Selon un communiqué du ministère des Mines consulté par notre rédaction, la délégation de l’entreprise était conduite par son Président-directeur général, Bryan Tshibanda. Les échanges ont porté sur une solution énergétique autonome destinée à accompagner le développement des projets miniers en RDC, dans un contexte marqué par un important déficit en approvisionnement électrique.
D’après le document, la technologie développée par ONYO-BT repose sur la transformation des ressources minérales afin de produire une énergie qualifiée de verte et sans impact environnemental négatif.
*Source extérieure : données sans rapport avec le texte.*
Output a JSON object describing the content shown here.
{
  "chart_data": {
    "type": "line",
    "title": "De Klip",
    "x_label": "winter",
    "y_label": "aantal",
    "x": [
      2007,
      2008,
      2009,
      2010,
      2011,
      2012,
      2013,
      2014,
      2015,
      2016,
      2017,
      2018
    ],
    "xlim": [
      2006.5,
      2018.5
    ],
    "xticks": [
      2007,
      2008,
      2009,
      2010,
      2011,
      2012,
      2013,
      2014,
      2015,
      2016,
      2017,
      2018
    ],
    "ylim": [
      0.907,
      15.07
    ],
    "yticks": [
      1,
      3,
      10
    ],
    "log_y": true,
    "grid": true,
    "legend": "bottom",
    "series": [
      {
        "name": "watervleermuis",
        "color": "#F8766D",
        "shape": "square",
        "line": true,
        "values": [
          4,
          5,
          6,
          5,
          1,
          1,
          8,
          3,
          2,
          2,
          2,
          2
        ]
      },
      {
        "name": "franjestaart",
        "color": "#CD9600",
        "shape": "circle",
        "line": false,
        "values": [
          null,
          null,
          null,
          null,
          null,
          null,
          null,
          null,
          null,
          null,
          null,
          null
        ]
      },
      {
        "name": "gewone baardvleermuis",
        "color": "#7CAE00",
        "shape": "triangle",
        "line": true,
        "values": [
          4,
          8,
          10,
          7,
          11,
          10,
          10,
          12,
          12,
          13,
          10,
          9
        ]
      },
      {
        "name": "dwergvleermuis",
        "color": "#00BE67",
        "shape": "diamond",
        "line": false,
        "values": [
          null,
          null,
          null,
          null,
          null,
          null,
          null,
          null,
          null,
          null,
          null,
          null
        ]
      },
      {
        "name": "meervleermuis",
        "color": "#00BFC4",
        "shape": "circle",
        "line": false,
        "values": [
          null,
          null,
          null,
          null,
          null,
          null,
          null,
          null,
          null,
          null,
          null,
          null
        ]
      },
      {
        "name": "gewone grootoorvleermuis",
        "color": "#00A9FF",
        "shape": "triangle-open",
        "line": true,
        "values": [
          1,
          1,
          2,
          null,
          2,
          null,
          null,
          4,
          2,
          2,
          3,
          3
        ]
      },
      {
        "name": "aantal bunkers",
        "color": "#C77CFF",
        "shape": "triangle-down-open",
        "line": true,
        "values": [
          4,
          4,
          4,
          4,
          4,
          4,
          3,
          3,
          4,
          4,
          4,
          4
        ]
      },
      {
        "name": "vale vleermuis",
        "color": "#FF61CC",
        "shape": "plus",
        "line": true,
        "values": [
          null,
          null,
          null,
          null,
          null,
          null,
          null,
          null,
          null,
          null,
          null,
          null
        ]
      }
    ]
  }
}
Le système fonctionnerait de manière totalement autonome, sans dépendance aux réseaux classiques de distribution électrique.
Le ministère des Mines estime que cette innovation pourrait constituer une réponse aux difficultés énergétiques auxquelles font face plusieurs zones minières du pays, notamment celles situées dans des régions enclavées dépourvues d’infrastructures adaptées.
Au cours de la rencontre, le ministre Louis Watum Kabamba s’est montré favorable aux initiatives locales capables de contribuer à la modernisation du secteur extractif congolais. Il a également exprimé sa volonté d’examiner les possibilités de collaboration entre le ministère, ONYO-BT et les entreprises minières, notamment à travers la Chambre des Mines.
Cette démarche s’inscrit dans la vision du président Félix Tshisekedi visant à renforcer les capacités énergétiques du pays afin de soutenir l’industrialisation et l’exploitation des ressources naturelles, sous la coordination de la Première ministre Judith Suminwa Tuluka.
De son côté, Rigain Ngoto, assistant technique du PDG d’ONYO-BT, a annoncé le développement prochain d’une centrale électrique autonome dans la province du Kasaï Oriental. Selon lui, cette infrastructure affichera une capacité de 610 mégawatts et pourrait être opérationnelle en seulement 45 jours.
Il a également insisté sur la rapidité d’installation et le caractère décentralisé de cette technologie, qui permettrait d’alimenter des sites miniers isolés sans nécessiter de lourdes infrastructures électriques.
La future collaboration entre le ministère des Mines et ONYO-BT devrait notamment concerner l’alimentation énergétique du projet de cuivre de Kabeya Kamwanga, dans le Kasaï Oriental, ainsi que certains projets liés à l’exploitation du fer dans la Grande Orientale.